Die Didache ist eine frühe Form von „Katechismus“, also eine Kurzform dessen, was Gläubige wissen sollen. Sie lehrt den Umgang mit kultischen Vollzügen (Liturgie) und mit Wanderpropheten, die in Gemeinden auftauchen. Kein Jesuswort aus den Evangelien ist überliefert im Text, auch keine Paulustheologie.
Es geht um zwei Wege, Taufe, Abendmahl. Anders als Paulus, vollzieht die Didache keine metaphysischen Begründungen und Exkursionen, bezieht sich auch nicht auf Jesus Leiden, Sterben und Auferstehen. Vielmehr übrliefert der Text, messianisch gefärbt, jüdische Mahlgebete. In der anschließenden Ermahnung über „verwirrte Propheten“ stellt der Text gleichsam ein Gegenbild zu Jesus dar.

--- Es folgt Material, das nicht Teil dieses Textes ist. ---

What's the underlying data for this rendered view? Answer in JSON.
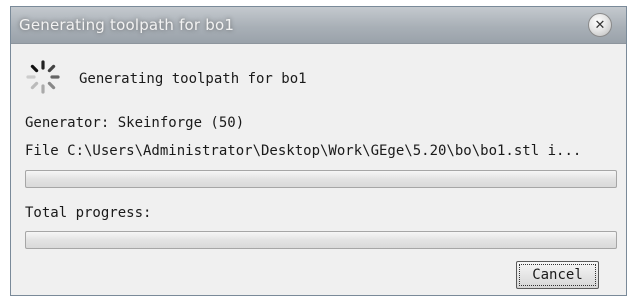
{
  "window": {
    "title": "Generating toolpath for bo1",
    "close_icon": "close-icon"
  },
  "status": {
    "spinner_icon": "spinner-icon",
    "message": "Generating toolpath for bo1"
  },
  "generator": {
    "text": "Generator: Skeinforge (50)"
  },
  "file": {
    "text": "File C:\\Users\\Administrator\\Desktop\\Work\\GEge\\5.20\\bo\\bo1.stl i...",
    "progress": 0
  },
  "total": {
    "label": "Total progress:",
    "progress": 0
  },
  "buttons": {
    "cancel": "Cancel"
  },
  "colors": {
    "titlebar": "#a9b0b7",
    "dialog_bg": "#f0f0f0",
    "progress_fill": "#3fbf3f"
  }
}
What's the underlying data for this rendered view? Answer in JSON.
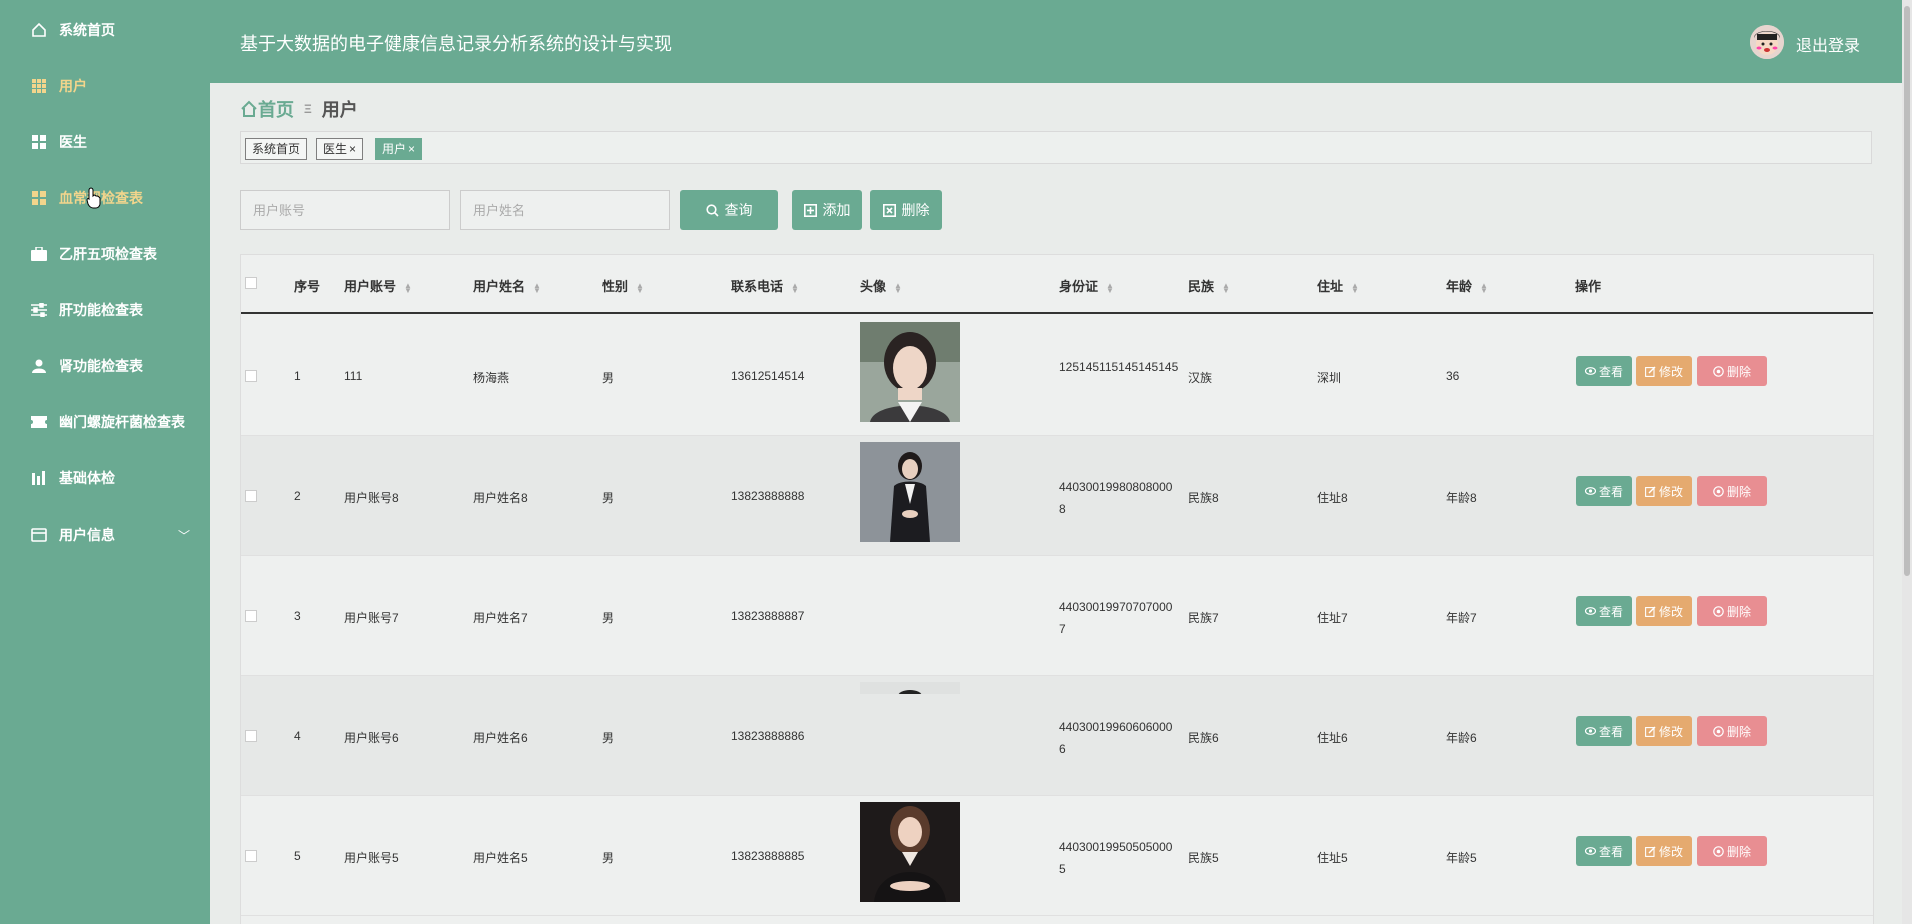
{
  "sidebar": {
    "items": [
      {
        "label": "系统首页",
        "icon": "home-icon"
      },
      {
        "label": "用户",
        "icon": "grid-icon"
      },
      {
        "label": "医生",
        "icon": "apps-icon"
      },
      {
        "label": "血常规检查表",
        "icon": "apps-icon"
      },
      {
        "label": "乙肝五项检查表",
        "icon": "briefcase-icon"
      },
      {
        "label": "肝功能检查表",
        "icon": "sliders-icon"
      },
      {
        "label": "肾功能检查表",
        "icon": "user-icon"
      },
      {
        "label": "幽门螺旋杆菌检查表",
        "icon": "ticket-icon"
      },
      {
        "label": "基础体检",
        "icon": "chart-icon"
      },
      {
        "label": "用户信息",
        "icon": "card-icon"
      }
    ]
  },
  "header": {
    "title": "基于大数据的电子健康信息记录分析系统的设计与实现",
    "logout": "退出登录"
  },
  "breadcrumb": {
    "home": "首页",
    "sep": "Ξ",
    "current": "用户"
  },
  "tags": [
    {
      "label": "系统首页",
      "close": ""
    },
    {
      "label": "医生",
      "close": "×"
    },
    {
      "label": "用户",
      "close": "×"
    }
  ],
  "search": {
    "account_placeholder": "用户账号",
    "name_placeholder": "用户姓名",
    "query": "查询",
    "add": "添加",
    "delete": "删除"
  },
  "table": {
    "headers": [
      "序号",
      "用户账号",
      "用户姓名",
      "性别",
      "联系电话",
      "头像",
      "身份证",
      "民族",
      "住址",
      "年龄",
      "操作"
    ],
    "rows": [
      {
        "no": "1",
        "account": "111",
        "name": "杨海燕",
        "gender": "男",
        "phone": "13612514514",
        "idcard": "125145115145145145",
        "nation": "汉族",
        "addr": "深圳",
        "age": "36",
        "photo": "girl"
      },
      {
        "no": "2",
        "account": "用户账号8",
        "name": "用户姓名8",
        "gender": "男",
        "phone": "13823888888",
        "idcard": "440300199808080008",
        "nation": "民族8",
        "addr": "住址8",
        "age": "年龄8",
        "photo": "suit"
      },
      {
        "no": "3",
        "account": "用户账号7",
        "name": "用户姓名7",
        "gender": "男",
        "phone": "13823888887",
        "idcard": "440300199707070007",
        "nation": "民族7",
        "addr": "住址7",
        "age": "年龄7",
        "photo": "none"
      },
      {
        "no": "4",
        "account": "用户账号6",
        "name": "用户姓名6",
        "gender": "男",
        "phone": "13823888886",
        "idcard": "440300199606060006",
        "nation": "民族6",
        "addr": "住址6",
        "age": "年龄6",
        "photo": "partial"
      },
      {
        "no": "5",
        "account": "用户账号5",
        "name": "用户姓名5",
        "gender": "男",
        "phone": "13823888885",
        "idcard": "440300199505050005",
        "nation": "民族5",
        "addr": "住址5",
        "age": "年龄5",
        "photo": "dark"
      }
    ],
    "actions": {
      "view": "查看",
      "edit": "修改",
      "delete": "删除"
    }
  },
  "colors": {
    "primary": "#6aaa92",
    "warning": "#e5aa6f",
    "danger": "#e88e92",
    "active_menu": "#f2d58c"
  }
}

Alle drei Texte sprechen ganz anders als Paulus, der den neutestamentlichen Kanon klar dominiert. Sämtliche Überlieferungen, die der geschulte Christ auch heute noch lernt oder übernimmt, beruhen grösstenteils auf Paulus:
# Beten zu Jesus;
# Trinitarismus – Jesus als Gott:
# Taufe als Hineingepflanztsein in Jesus;
# Brot und Wein als Gegenwart Christi;
# Gemeinde als Leib Christi:
# die Lehren von der Auferstehung der Gläubigen;
# die Enthistorisierung Jesu, zu der sich Paulus offen bekennt, indem er „nicht am Fleisch“ interessiert ist;
# die Aushebelung der Regel der Apostel, dass nur jemand, der leiblichen Kontakt zu Jesus hatte und ihn kannte, Apostel sein kann; Paulus dagegen kannte Jesus nicht und beruft sich auf eine Privatoffenbarung.